Saturday 23d. Made only a few miles and campted. We are now traveling south.
Sunday 24th. Good road, made some 18 or 20 miles. Our young stock are very tender footed especially the calves, we can hardly drive them. Yesterday some parts of the road was gravely. We seem to be travling down a fine open valley several miles wide with high ranges of mountains all around but we see no timber of any kind to amount to anything except it is in the mountains near by on our left where we see some cedar and pine, not plenty at that and every appearance hard to get but the soil of this valley is good covered with the best of grass.
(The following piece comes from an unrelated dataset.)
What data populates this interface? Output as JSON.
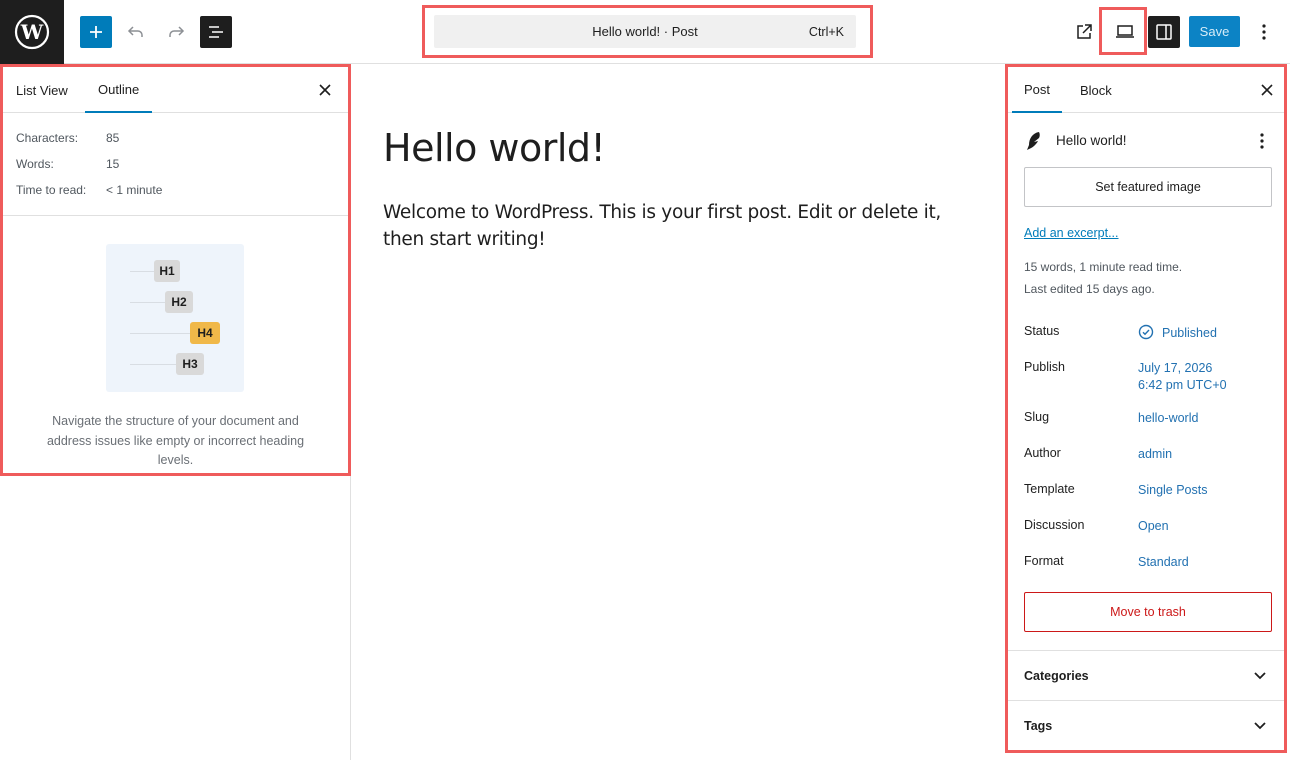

Monday 25th. Made today about 15 miles the road good and although good yet we had 3 wagons to break down! We campted on the bank of Ogden Creek near a small settlement of Brethren. It is here where Capt. James Brown lives. I believe he and the few Saints had bought out an old mountaineer and trap[p]er by the name of Goodger [Goodyear].
Tuesday 26th. Laid by, the day was spent in repairing our broken down wagons as also in eating roasting years [ears] or young corn & melons which to us is a lux[u]ry indeed. All hands buisy at something, washing clothes, shaving beards, cutting hair etc. was the order of the day. I understand it is only 25 or 30 miles to the Great Salt Lake City, here the camp begins to break up, a few who have friends here will stop while the most of us will continue our march to the city. Some scamp has taken my Spanish spurr without leave.
Wednesday 27th. This morning the main part of the camp made a move, some however remained behind at the settlement while a few sit [set] out on horse back for the city. The camp made about half the distance and campted for the night.